Critical Analytics for Manufacturing Personalized-Medicine Interdisciplinary Research Group, Singapore-MIT Alliance for Research and Technology, Singapore, Singapore.
Department of Orthopaedic Surgery, National University of Singapore, Singapore, Singapore.
Am J Sports Med. 2024 Feb;52(2):503-515. doi: 10.1177/03635465231214431. Epub 2024 Jan 8.
The functional heterogeneity of culture-expanded mesenchymal stem cells (MSCs) has hindered the clinical application of MSCs. Previous studies have shown that MSC subpopulations with superior chondrogenic capacity can be isolated using a spiral microfluidic device based on the principle of inertial cell focusing.
The delivery of microfluidic-enriched chondrogenic MSCs that are consistent in size and function will overcome the challenge of the functional heterogeneity of expanded MSCs and will significantly improve MSC-based cartilage repair.
Controlled laboratory study.
A next-generation, fully automated multidimensional double spiral microfluidic device was designed to provide more refined and efficient isolation of MSC subpopulations based on size. Analysis of in vitro chondrogenic potential and RNA sequencing was performed on size-sorted MSC subpopulations. In vivo cartilage repair efficacy was demonstrated in an osteochondral injury model in 12-week-old rats. Defects were implanted with MSC subpopulations (n = 6 per group) and compared with those implanted with unsegregated MSCs (n = 6). Osteochondral repair was assessed at 6 and 12 weeks after surgery by histological, micro-computed tomography, and mechanical analysis.

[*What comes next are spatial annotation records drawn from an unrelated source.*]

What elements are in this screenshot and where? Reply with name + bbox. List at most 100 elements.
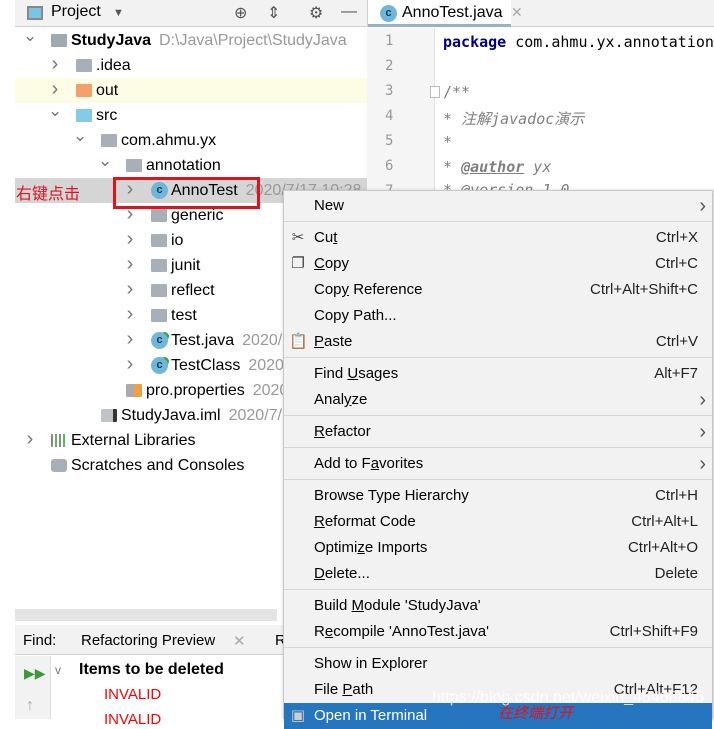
chevron-right-icon[interactable]: › bbox=[123, 352, 137, 377]
locate-icon[interactable]: ⊕ bbox=[234, 3, 247, 23]
tab-annotest-java[interactable]: c AnnoTest.java ✕ bbox=[368, 0, 523, 27]
code-line-4: * 注解javadoc演示 bbox=[443, 110, 585, 128]
menu-item-reformat-code[interactable]: Reformat Code Ctrl+Alt+L bbox=[284, 509, 712, 535]
project-view-icon bbox=[27, 6, 43, 20]
tree-item-text: io bbox=[171, 228, 183, 253]
fold-icon[interactable] bbox=[430, 86, 440, 98]
menu-item-recompile-annotest-java[interactable]: Recompile 'AnnoTest.java' Ctrl+Shift+F9 bbox=[284, 619, 712, 645]
tree-item-label: TestClass bbox=[171, 357, 241, 374]
menu-item-copy-reference[interactable]: Copy Reference Ctrl+Alt+Shift+C bbox=[284, 277, 712, 303]
menu-item-cut[interactable]: ✂ Cut Ctrl+X bbox=[284, 225, 712, 251]
package-icon bbox=[151, 309, 167, 322]
invalid-item[interactable]: INVALID bbox=[104, 711, 161, 728]
scratches-icon bbox=[51, 459, 67, 472]
tree-item-text: StudyJava D:\Java\Project\StudyJava bbox=[71, 28, 347, 53]
menu-item-copy-path[interactable]: Copy Path... bbox=[284, 303, 712, 329]
tree-item[interactable]: ⌄ src bbox=[15, 101, 367, 128]
menu-item-label: Copy bbox=[314, 255, 350, 272]
tree-item-label: StudyJava bbox=[71, 32, 152, 49]
tree-item-label: com.ahmu.yx bbox=[121, 132, 217, 149]
menu-item-optimize-imports[interactable]: Optimize Imports Ctrl+Alt+O bbox=[284, 535, 712, 561]
horizontal-scrollbar[interactable] bbox=[15, 609, 277, 621]
up-arrow-icon[interactable]: ↑ bbox=[26, 697, 34, 715]
terminal-icon: ▣ bbox=[290, 707, 306, 724]
menu-item-label: Reformat Code bbox=[314, 513, 416, 530]
menu-item-find-usages[interactable]: Find Usages Alt+F7 bbox=[284, 361, 712, 387]
menu-item-shortcut: Ctrl+Alt+L bbox=[631, 513, 698, 530]
chevron-right-icon[interactable]: › bbox=[123, 227, 137, 252]
package-icon bbox=[126, 159, 142, 172]
tree-item[interactable]: ⌄ annotation bbox=[15, 151, 367, 178]
chevron-down-icon[interactable]: ⌄ bbox=[48, 98, 62, 123]
menu-item-shortcut: Ctrl+Alt+O bbox=[627, 539, 698, 556]
menu-item-new[interactable]: New › bbox=[284, 193, 712, 219]
tree-item[interactable]: ⌄ StudyJava D:\Java\Project\StudyJava bbox=[15, 26, 367, 53]
tree-item[interactable]: ⌄ com.ahmu.yx bbox=[15, 126, 367, 153]
iml-icon bbox=[101, 409, 117, 422]
tree-item[interactable]: › out bbox=[15, 78, 367, 103]
menu-item-label: Optimize Imports bbox=[314, 539, 428, 556]
close-icon[interactable]: ✕ bbox=[233, 632, 246, 650]
tree-item-label: test bbox=[171, 307, 197, 324]
chevron-down-icon[interactable]: v bbox=[55, 663, 61, 677]
menu-item-show-in-explorer[interactable]: Show in Explorer bbox=[284, 651, 712, 677]
menu-item-label: Analyze bbox=[314, 391, 368, 408]
tree-item-label: .idea bbox=[96, 57, 131, 74]
tree-item-label: Test.java bbox=[171, 332, 235, 349]
chevron-right-icon: › bbox=[699, 389, 706, 411]
editor-tabs: c AnnoTest.java ✕ bbox=[367, 0, 714, 27]
collapse-all-icon[interactable]: ⇕ bbox=[267, 3, 280, 23]
chevron-right-icon[interactable]: › bbox=[123, 277, 137, 302]
gear-icon[interactable]: ⚙ bbox=[309, 3, 323, 23]
tree-item-label: src bbox=[96, 107, 118, 124]
minimize-icon[interactable]: — bbox=[341, 3, 357, 21]
tree-item[interactable]: › .idea bbox=[15, 53, 367, 78]
invalid-item[interactable]: INVALID bbox=[104, 686, 161, 703]
rerun-icon[interactable]: ▶▶ bbox=[24, 665, 46, 682]
menu-item-analyze[interactable]: Analyze › bbox=[284, 387, 712, 413]
group-header: Items to be deleted bbox=[79, 661, 224, 678]
menu-item-add-to-favorites[interactable]: Add to Favorites › bbox=[284, 451, 712, 477]
project-panel-header: Project ▼ ⊕ ⇕ ⚙ — bbox=[15, 0, 367, 27]
menu-item-shortcut: Alt+F7 bbox=[654, 365, 698, 382]
side-toolbar: ▶▶ ↑ bbox=[15, 656, 51, 719]
chevron-right-icon[interactable]: › bbox=[48, 52, 62, 77]
chevron-down-icon[interactable]: ⌄ bbox=[73, 123, 87, 148]
tree-item-label: junit bbox=[171, 257, 201, 274]
module-icon bbox=[51, 34, 67, 47]
chevron-right-icon[interactable]: › bbox=[123, 327, 137, 352]
menu-item-delete[interactable]: Delete... Delete bbox=[284, 561, 712, 587]
chevron-right-icon[interactable]: › bbox=[123, 252, 137, 277]
find-label: Find: bbox=[23, 632, 57, 649]
chevron-down-icon[interactable]: ▼ bbox=[113, 7, 124, 19]
chevron-right-icon[interactable]: › bbox=[123, 302, 137, 327]
line-number: 6 bbox=[385, 158, 394, 174]
close-icon[interactable]: ✕ bbox=[511, 4, 523, 21]
author-value: yx bbox=[524, 158, 552, 176]
annotation-open-terminal: 在终端打开 bbox=[498, 704, 574, 722]
code-line-6: * @author yx bbox=[443, 158, 551, 176]
line-number: 5 bbox=[385, 133, 394, 149]
tab-refactoring-preview[interactable]: Refactoring Preview bbox=[81, 632, 215, 649]
code-line-5: * bbox=[443, 133, 453, 151]
menu-item-label: Browse Type Hierarchy bbox=[314, 487, 469, 504]
line-gutter: 1234567 bbox=[367, 28, 435, 199]
chevron-down-icon[interactable]: ⌄ bbox=[98, 148, 112, 173]
tree-item-text: junit bbox=[171, 253, 200, 278]
menu-item-paste[interactable]: 📋 Paste Ctrl+V bbox=[284, 329, 712, 355]
menu-item-copy[interactable]: ❐ Copy Ctrl+C bbox=[284, 251, 712, 277]
menu-item-refactor[interactable]: Refactor › bbox=[284, 419, 712, 445]
copy-icon: ❐ bbox=[291, 255, 305, 272]
comment-star: * bbox=[443, 158, 462, 176]
chevron-right-icon[interactable]: › bbox=[23, 427, 37, 452]
menu-item-label: Cut bbox=[314, 229, 338, 246]
menu-item-browse-type-hierarchy[interactable]: Browse Type Hierarchy Ctrl+H bbox=[284, 483, 712, 509]
tree-item-label: reflect bbox=[171, 282, 215, 299]
menu-item-label: Build Module 'StudyJava' bbox=[314, 597, 481, 614]
project-view-selector[interactable]: Project bbox=[51, 3, 101, 21]
libraries-icon bbox=[51, 434, 67, 447]
tree-item-meta: D:\Java\Project\StudyJava bbox=[159, 32, 347, 49]
tab-label: AnnoTest.java bbox=[402, 4, 503, 21]
chevron-down-icon[interactable]: ⌄ bbox=[23, 23, 37, 48]
menu-item-build-module-studyjava[interactable]: Build Module 'StudyJava' bbox=[284, 593, 712, 619]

A chondrogenic MSC subpopulation was efficiently isolated using the multidimensional double spiral device. RNA sequencing revealed distinct transcriptomic profiles and identified differential gene expression between subpopulations. The delivery of a chondrogenic MSC subpopulation resulted in improved cartilage repair, as indicated by histological scoring, the compression modulus, and micro-computed tomography of the subchondral bone.
We have established a rapid, label-free, and reliable microfluidic protocol for more efficient size-based enrichment of a chondrogenic MSC subpopulation. Our proof-of-concept in vivo study demonstrates the enhanced cartilage repair efficacy of these enriched chondrogenic MSCs.
The delivery of microfluidic-enriched chondrogenic MSCs that are consistent in size and function can overcome the challenge of the functional heterogeneity of expanded MSCs, resulting in significant improvement in MSC-based cartilage repair. The availability of such rapid, label-free enriched chondrogenic MSCs can enable better cell therapy products for cartilage repair with improved treatment outcomes.
培养的间充质干细胞(MSCs)的功能异质性阻碍了 MSCs 的临床应用。先前的研究表明,基于惯性细胞聚焦原理的螺旋微流控装置可分离具有优越软骨形成能力的 MSC 亚群。
输送具有一致大小和功能的微流控富集软骨形成 MSC 将克服扩展 MSC 的功能异质性带来的挑战,并显著改善基于 MSC 的软骨修复。
对照实验室研究。
设计了一种下一代、全自动多维双螺旋微流控装置,以基于大小更精细、更有效地分离 MSC 亚群。对大小分选的 MSC 亚群进行体外软骨形成潜力分析和 RNA 测序。在 12 周龄大鼠的骨软骨损伤模型中证明了体内软骨修复效果。将 MSC 亚群(每组 6 个)植入缺陷中,并与未分离的 MSC (每组 6 个)进行比较。术后 6 周和 12 周通过组织学、微计算机断层扫描和力学分析评估骨软骨修复情况。
多维双螺旋装置高效分离出软骨形成 MSC 亚群。RNA 测序显示出不同的转录组谱,并确定了亚群之间的差异基因表达。输送软骨形成 MSC 亚群可改善软骨修复,表现为组织学评分、软骨下骨的压缩模量和微计算机断层扫描。
我们建立了一种快速、无标记、可靠的微流控方案,用于更高效地基于大小富集软骨形成 MSC 亚群。我们的体内概念验证研究表明,这些富集的软骨形成 MSC 具有增强的软骨修复效果。
输送具有一致大小和功能的微流控富集软骨形成 MSC 可以克服扩展 MSC 的功能异质性挑战,从而显著改善基于 MSC 的软骨修复。这种快速、无标记的富集软骨形成 MSC 的可用性可以为软骨修复提供更好的细胞治疗产品,从而改善治疗效果。